Load streams into S3, Redshift, ElasticSearch & Splunk
How do Kinesis Streams work?
- Producers update data in shards/partitions
- Consumers read from partitions
What is the data retention in Kinesis Streams?
- Default is 24 hours
- Can go up to 7 days
How many applications can consume the same stream?
Multiple applications can consume the same stream
Can an application update data in a Kinesis stream?
No, the data is immutable. It is append-only and will remain until the data retention period has been reached
How are records ordered?
They are ordered per shard
What is produced to a shard?
Records and Record Keys are produced to shards
What is a record made up of?
A record is made up of a Data Blob
What is a Data Blob?
It is the data being sent in a stream, serialized as bytes up to 1MB
What is a Record Key?
It helps to group records in shards.
- Same key = dame shard
How do you avoid a “hot partition” problem?
Use a highly distributed record key
What is a Sequence Number?
It is the unique id given to the record by Kinesis
How many MBs per second can a producer write per shard?
1MB per second
How many messages per second can a producer write per shard?
1000 messages per second
What happens if I go over the 1MB/s limit or the 1000 messages/s limit?

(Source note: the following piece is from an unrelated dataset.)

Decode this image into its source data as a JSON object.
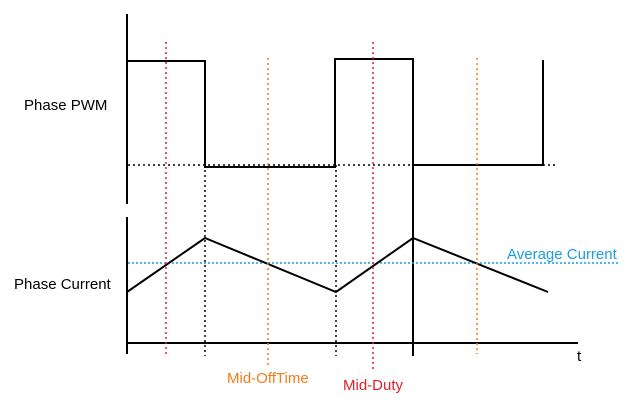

I get the “ProvisionedThroughoutException”
What is the read data limit per shard for Classic Consumers?
2MBs per second across all consumers
What is the API call limit per shard for Classic Consumers?
5 API calls per second per shard across all consumers
What is the read data limit per shard for Enhanced Fan-Out Consumers?
2MBs per second, per shard, per Enhanced Consumer
What is the API call limit per shard for Enhanced Fan-Out Consumers?
It is a push model, no API calls needed
What is the default Data Retention for Kinesis Streams?
24 hours
What can the Data Retention for Kinesis Streams be extended to?
7 days